Strong builders work in layers. One simple workflow. One simple data model. One version that basically works. Then they use it. They feel where it breaks. They show it to someone. They identify what matters next. Then they build the next layer.
Jim’s take
Don’t ask AI for the whole app. Ask for the next right layer. That one habit alone saves you from a huge amount of damage.
05Mistake 3
Falling into the feature trap.
AI makes it incredibly easy to add more. More screens, more settings, more filters, more flows. Output shows up so quickly it feels like progress. But a bigger product is not always a better product. Sometimes it’s just a more confusing one.
This is where PMs lose focus. It’s where generalists and first-time builders get into trouble because they don’t yet have the instinct to pull themselves back to the user outcome. They stop asking what the user is actually trying to get done and start adding features just because they can.
AI lowers the cost of building. It does not lower the cost of losing focus.
Jim’s take
Get back to the basics. Jobs to be done. What job is the user hiring this product to do? What is the core workflow? Does this feature actually make that workflow better?
If not, it’s probably clutter. And AI can make you a very efficient person at building clutter.
06Mistake 4
Using AI like a junior coder instead of a senior engineer.

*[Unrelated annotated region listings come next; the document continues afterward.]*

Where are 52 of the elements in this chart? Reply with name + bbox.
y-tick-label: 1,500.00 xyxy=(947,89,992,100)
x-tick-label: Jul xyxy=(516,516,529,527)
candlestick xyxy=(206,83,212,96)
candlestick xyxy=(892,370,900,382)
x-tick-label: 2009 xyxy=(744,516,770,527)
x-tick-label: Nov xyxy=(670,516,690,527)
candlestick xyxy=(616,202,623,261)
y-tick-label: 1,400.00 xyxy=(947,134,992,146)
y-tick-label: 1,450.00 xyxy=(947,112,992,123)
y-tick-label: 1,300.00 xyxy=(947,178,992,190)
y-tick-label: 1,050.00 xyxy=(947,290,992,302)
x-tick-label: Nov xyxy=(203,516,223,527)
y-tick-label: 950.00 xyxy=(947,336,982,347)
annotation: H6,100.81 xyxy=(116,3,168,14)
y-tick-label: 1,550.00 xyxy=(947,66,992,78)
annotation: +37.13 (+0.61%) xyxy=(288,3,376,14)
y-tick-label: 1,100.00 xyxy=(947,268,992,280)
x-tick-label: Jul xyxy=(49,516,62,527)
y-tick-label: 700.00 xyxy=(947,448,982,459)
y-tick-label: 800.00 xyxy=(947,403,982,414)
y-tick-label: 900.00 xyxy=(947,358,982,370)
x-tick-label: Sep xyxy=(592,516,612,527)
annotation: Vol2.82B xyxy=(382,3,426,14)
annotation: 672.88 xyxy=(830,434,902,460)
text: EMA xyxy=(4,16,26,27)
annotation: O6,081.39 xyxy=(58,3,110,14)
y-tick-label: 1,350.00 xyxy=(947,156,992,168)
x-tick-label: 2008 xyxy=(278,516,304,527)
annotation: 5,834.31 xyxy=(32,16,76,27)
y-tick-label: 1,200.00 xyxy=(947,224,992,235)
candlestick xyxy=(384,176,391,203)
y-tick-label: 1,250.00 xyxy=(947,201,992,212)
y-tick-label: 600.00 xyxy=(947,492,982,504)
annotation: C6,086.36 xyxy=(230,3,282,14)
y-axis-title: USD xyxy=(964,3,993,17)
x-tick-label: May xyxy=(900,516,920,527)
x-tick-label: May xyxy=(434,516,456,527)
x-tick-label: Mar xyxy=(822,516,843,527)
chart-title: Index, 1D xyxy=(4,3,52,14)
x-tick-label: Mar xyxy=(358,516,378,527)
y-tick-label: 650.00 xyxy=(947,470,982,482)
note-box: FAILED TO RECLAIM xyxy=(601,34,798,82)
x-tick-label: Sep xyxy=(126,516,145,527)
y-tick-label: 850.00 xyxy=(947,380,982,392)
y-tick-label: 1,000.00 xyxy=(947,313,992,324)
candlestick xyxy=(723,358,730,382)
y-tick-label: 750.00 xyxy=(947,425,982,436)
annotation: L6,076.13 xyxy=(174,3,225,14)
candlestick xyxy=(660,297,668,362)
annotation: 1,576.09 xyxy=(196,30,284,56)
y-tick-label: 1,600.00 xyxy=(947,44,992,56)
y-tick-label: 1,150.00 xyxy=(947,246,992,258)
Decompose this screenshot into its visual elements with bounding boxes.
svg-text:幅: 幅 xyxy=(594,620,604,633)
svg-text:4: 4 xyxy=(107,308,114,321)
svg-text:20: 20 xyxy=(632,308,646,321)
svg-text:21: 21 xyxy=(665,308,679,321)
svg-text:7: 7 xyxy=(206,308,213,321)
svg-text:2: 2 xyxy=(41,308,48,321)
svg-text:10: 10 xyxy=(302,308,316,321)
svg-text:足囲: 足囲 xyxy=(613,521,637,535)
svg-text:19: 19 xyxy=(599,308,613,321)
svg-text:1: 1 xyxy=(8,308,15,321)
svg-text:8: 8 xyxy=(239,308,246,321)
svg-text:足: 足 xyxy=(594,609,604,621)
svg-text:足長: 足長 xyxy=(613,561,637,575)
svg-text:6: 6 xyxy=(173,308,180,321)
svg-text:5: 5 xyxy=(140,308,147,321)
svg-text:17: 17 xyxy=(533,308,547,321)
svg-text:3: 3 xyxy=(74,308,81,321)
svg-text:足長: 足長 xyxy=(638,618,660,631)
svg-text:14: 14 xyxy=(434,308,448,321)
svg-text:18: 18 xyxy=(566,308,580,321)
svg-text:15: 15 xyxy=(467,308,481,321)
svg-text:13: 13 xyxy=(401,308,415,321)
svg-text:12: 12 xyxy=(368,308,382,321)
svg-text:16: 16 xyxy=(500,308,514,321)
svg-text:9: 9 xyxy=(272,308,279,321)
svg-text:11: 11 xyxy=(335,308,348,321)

Most people use AI like a vending machine. Write this, fix this, refactor this, patch that bug. It helps. But it’s low leverage. The better move is to use AI like a senior engineer sitting next to you — not just to generate code, but to think with you before the code gets written.
Junior posture
“Write this. Fix this. Refactor this. Patch this bug.”
Shallow execution. You get shallow architecture.
Senior posture
“How should this be structured? What belongs on the client vs. the back end? What actually needs to be stored? What’s likely to break as this grows?”
AI helps you make technical decisions, not just execute them.
The hard part isn’t writing the code anymore. The hard part is judgment. What should be simple? What should be flexible? What should be hardcoded for now? What should wait? What actually matters?
And just as important: don’t automatically trust the first answer. AI is very good at sounding right. That does not mean it is right. Push on it. “Are you sure? What’s the downside? What’s a simpler option? What would a strong engineer disagree with here?”
If you use AI for shallow execution, you get shallow architecture. If you challenge it like a senior, it starts teaching you to think like one.
07What compounds
The real advantage isn’t faster output. It’s faster learning.
Over time, when you challenge AI like a senior, you internalize the judgment. You see what good decisions look like. You release a product, you watch how customers react, you see how the architecture performs. Then you come to the next project and you’ve learned something real. You start to know which shortcuts are harmless and which ones create problems later.
Jim’s take
If you fix these four mistakes, you don’t just get better at working with AI. You become something more capable than the old version of a product manager — or the person who could never build what they wanted to build, but now has the capability.
You become someone who can think in systems, not features. Build in layers, not giant prompts. Stay grounded in the user outcome without getting lost in sprawl. Use AI not just to generate code, but to sharpen judgment.